Japan Connection : un festival pour remettre le Japon au coeur de la scène électronique
Detroit, Chicago, Manchester, Berlin… L’histoire des musiques électroniques, telle qu’on la raconte en France, dessine une cartographie américano-européenne qui occulte généralement le Japon, pays qui fut pourtant loin d’être à la traîne dans le domaine, mais dont la scène électronique demeure obscure pour la plupart des occidentaux. Une méconnaissance qui a motivé il y a deux ans l’agence évènementielle parisienne Make It Deep à mettre sur pied un événement dédié aux musiques électroniques japonaises. Après deux éditions au New Morning puis au Trabendo, concentrées sur une soirée, la Japan Connection prenait cette année ses quartiers à la Gaîté Lyrique et un peu plus d’ampleur, devenant un festival s’étalant sur trois soirs. Une réussite à tout point de vue, de la programmation au choix du lieu, en passant par l’ambiance, le stand de vente de disques, la nourriture proposée et les cocktails.
Musicalement, on retiendra en premier lieu la performance, le dernier soir, d’un trio de légendes : Kuniyuki Takahashi, Fumio Itabashi et Joe Claussell, figure de la house américaine, mais dont les liens avec le Japon sont lointains et profonds. « Nous ne savions pas où cela allait nous mener », avouera Takahashi en fin de concert. On ne remettra pas en doute sa sincérité. C’était la première fois que les trois jouaient ensemble — Itabashi au piano, Takahashi dévoué aux nappes et aux textures, utilisant parfois quelques instruments traditionnels, et Claussell en charge des beats et des percussions — et cela s’est ressenti ; leur live, entre ambient, jazz et house, ressemblant à une totale improvisation, dans le bon sens du terme. Un peu décousu parfois, mais c’était le prix de la spontanéité et de quelques instants de grâce.

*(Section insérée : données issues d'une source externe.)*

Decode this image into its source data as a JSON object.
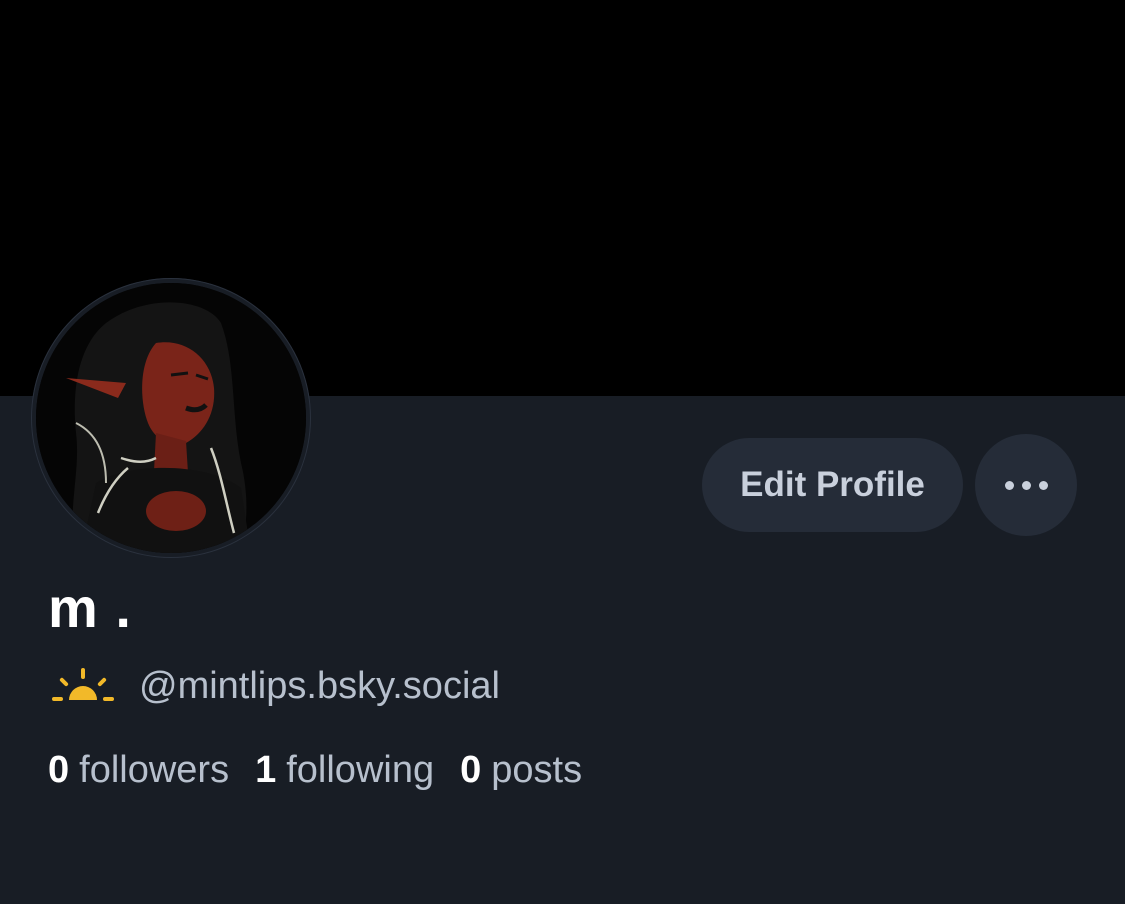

Le premier soir, Kuniyaki Takahashi, cette fois aux côtés de Soichi Terada et Sauce81, avait déjà proposé un live de haute volée, dans un registre plus électronique et dansant, superposant envolées soulful et beats puissants. Le lendemain, on découvrait l’électro-pop onirique de Dip In The Pool, duo apparu au milieu des années 80, mais qui n’avait jamais joué en France, avant que Satoshi Tomiie ne clôture la soirée avec une house robuste et hypnotique. Soulignons aussi la qualité des visuels qui ont accompagné tous les live et DJ sets durant le festival, peintures abstraites réalisées en direct et diffusées sur écran géant par l’artiste tokyoïte Akiko Nakayama, amenant une vraie valeur ajoutée aux performances musicales.

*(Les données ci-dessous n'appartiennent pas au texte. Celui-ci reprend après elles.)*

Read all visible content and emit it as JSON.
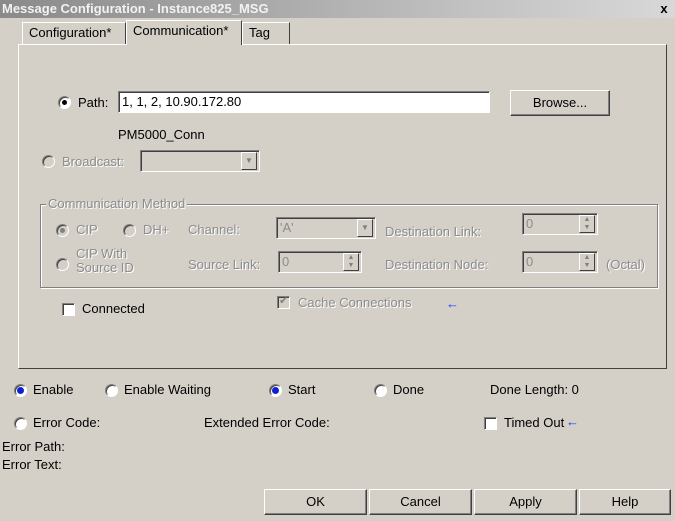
{
  "window": {
    "title": "Message Configuration - Instance825_MSG",
    "close_glyph": "x"
  },
  "tabs": [
    {
      "label": "Configuration*"
    },
    {
      "label": "Communication*"
    },
    {
      "label": "Tag"
    }
  ],
  "path": {
    "label": "Path:",
    "value": "1, 1, 2, 10.90.172.80",
    "browse_label": "Browse...",
    "connection_name": "PM5000_Conn"
  },
  "broadcast": {
    "label": "Broadcast:"
  },
  "comm_method": {
    "group_label": "Communication Method",
    "cip_label": "CIP",
    "dh_label": "DH+",
    "cip_with_label_line1": "CIP With",
    "cip_with_label_line2": "Source ID",
    "channel_label": "Channel:",
    "channel_value": "'A'",
    "source_link_label": "Source Link:",
    "source_link_value": "0",
    "dest_link_label": "Destination Link:",
    "dest_link_value": "0",
    "dest_node_label": "Destination Node:",
    "dest_node_value": "0",
    "octal_label": "(Octal)"
  },
  "options": {
    "connected_label": "Connected",
    "cache_label": "Cache Connections",
    "cache_arrow": "←"
  },
  "status": {
    "enable_label": "Enable",
    "enable_waiting_label": "Enable Waiting",
    "start_label": "Start",
    "done_label": "Done",
    "done_length": "Done Length: 0",
    "error_code_label": "Error Code:",
    "extended_error_label": "Extended Error Code:",
    "timed_out_label": "Timed Out",
    "timed_out_arrow": "←",
    "error_path_label": "Error Path:",
    "error_text_label": "Error Text:"
  },
  "buttons": {
    "ok": "OK",
    "cancel": "Cancel",
    "apply": "Apply",
    "help": "Help"
  },
  "colors": {
    "face": "#d4d0c8",
    "accent_blue": "#1a3cff"
  }
}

Meilleur moment : Sans doute lorsque le trio Takahashi-Itabashi-Claussell réinterpréta le « Agora E Seu Tempo » de ce dernier, amenant un moment d’euphorie collective, à la fois spirituel et dansant. Très Body & Soul.
Pire moment : Lorsqu’un type se mit à beugler « I wanna dance! » alors que Fumio Itabashi était en train d’effectuer un solo de piano intimiste dans un silence de cathédrale. C’était visiblement son pire moment, et cela devint le pire moment de la soirée pour les autres spectateurs qui le fusillèrent du regard.